NRW will 8000 neue Kita-Plätze bis zum Jahr 2018 schaffen

Tobias Blasius
Und das nicht nur zur Weihnachtszeit: Kitas sind vielerorts gut besucht; manchen von ihnen fehlt es an den nötigen Finanzmitteln.
Und das nicht nur zur Weihnachtszeit: Kitas sind vielerorts gut besucht; manchen von ihnen fehlt es an den nötigen Finanzmitteln.
Foto: Stephan Glagla
Die NRW-Regierung schnürt ein millionenschweres Paket für die Kitas. Grund sind höhere Geburtenzahlen und die Integration von Flüchtlingskindern.

Düsseldorf. Die rot-grüne Landesregierung von NRW will, dass bis 2018 rund 8000 zusätzliche Betreuungsplätze für Kinder über drei Jahre entstehen. Zudem sollen die Finanznöte vieler freier Kita-Träger durch eine deutliche Aufstockung der sogenannten Kindpauschalen gelindert werden.

Die Landesregierung setze damit in den nächsten drei Jahren die 430 Millionen Euro Bundesmittel aus dem Wegfall des Betreuungsgeldes voll in der frühkindlichen Bildung ein, erklärte NRW-Familienministerin Christina Kampmann (SPD). NRW verfügt zurzeit über 570. 000 Kita-Plätze und 50. 000 Betreuungsangebote in der Tagespflege.

Erhöhter Bedarf an Plätzen für über dreijährige Kinder

Der erhöhte Bedarf an Plätzen für über dreijährige Kinder ergebe sich aufgrund höherer Geburtenzahlen und der Integration von Flüchtlingskindern, so Kampmann. Einrichtungsträger, die bei Baumaßnahmen von den Investitionsmitteln profitieren wollen, müssen einen Eigenanteil von zehn Prozent leisten.

Im jahrelangen Streit um die Kostenpauschalen, die jeder Kita-Träger pro Kind erhält, hat Rot-Grün eine Einigung mit den kommunalen Spitzenverbänden erzielt. Bis 2018 steigt die jährliche Pauschale um drei Prozent statt wie bislang nur um 1,5 Prozent.

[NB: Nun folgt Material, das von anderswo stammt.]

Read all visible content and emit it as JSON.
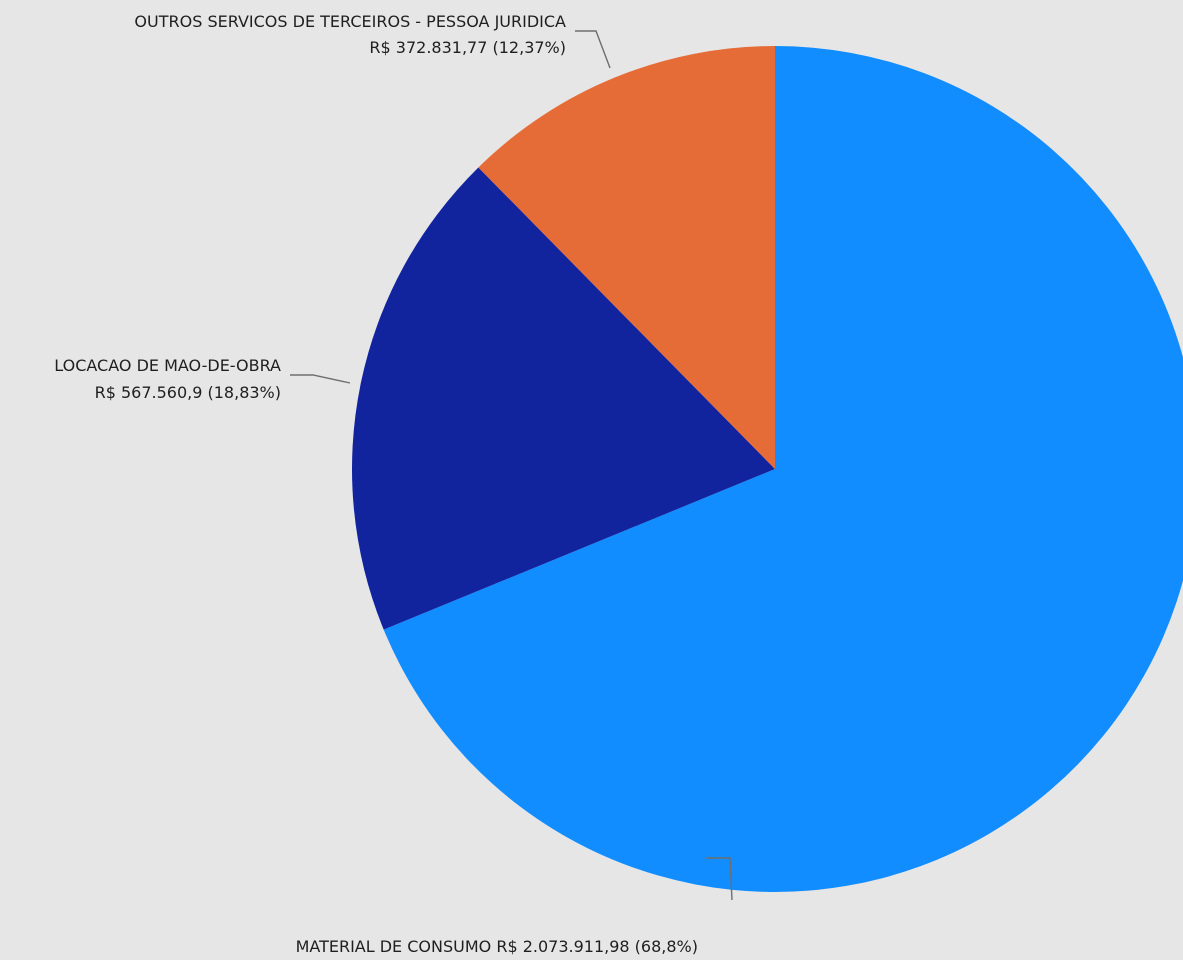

Die Kommunen haben sich bereit erklärt, bei dieser Entlastung der freien Träger einen 35-Prozent-Anteil zu tragen.

Kirchen und Wohlfahrtsverbände drohten mit dem Ausstieg aus dem Kita-Betrieb

Hintergrund: Die im Kinderbildungsgesetz 2008 eingebaute jährliche 1,5-Prozent-Steigerung bei der Kostenpauschale lag deutlich unter der realen Entwicklung der Betriebskosten und Tarifsteigerungen für die Erzieher. Kirchen und Wohlfahrtsverbände gerieten deshalb in Finanznöte und drohten mit dem Ausstieg aus dem Kita-Betrieb. Dies wäre viele Kommunen teuer zu stehen gekommen, weil sie wegen des Rechtsanspruchs auf Betreuung das Kita-Angebot dann komplett selbst vorhalten müssten. Bis 2018 will Familienministerin Kampmann ein komplett neues Kindergartengesetz er­arbeiten lassen, um das Finanzierungssystem insgesamt zu erneuern.

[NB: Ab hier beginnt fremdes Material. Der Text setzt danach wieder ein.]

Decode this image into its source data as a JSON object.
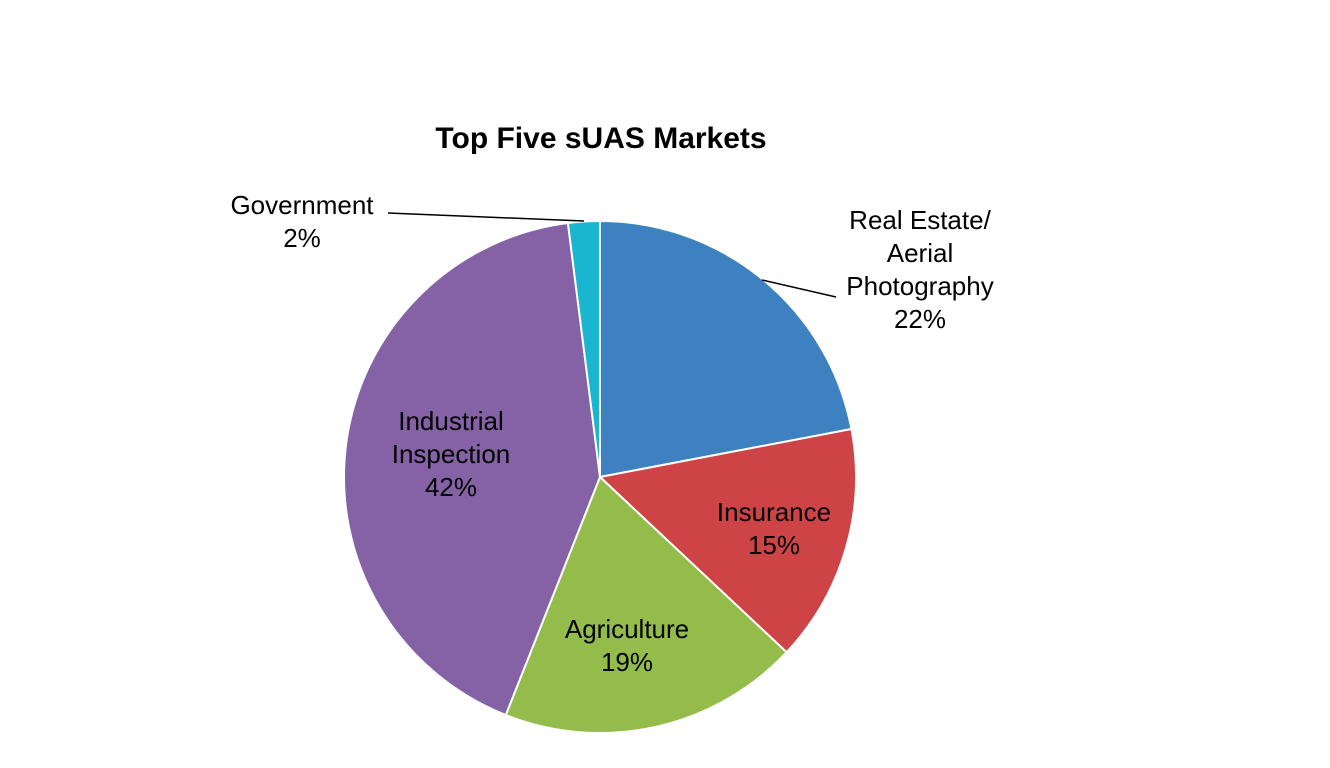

CDU-Familienexperte Bernhard Tenhumberg warf Rot-Grün vor, die Erhöhung der Kindpauschalen jahrelang verweigert zu haben und nun „einzig und allein auf die freiwerdenden Betreuungsgeldmittel“ zu setzen. SPD und Grüne verwiesen hingegen darauf, dass das Land den Kommunen bis 2018 mehr als 1,8 Milliarden Euro für die Kita-Betreuung überweise.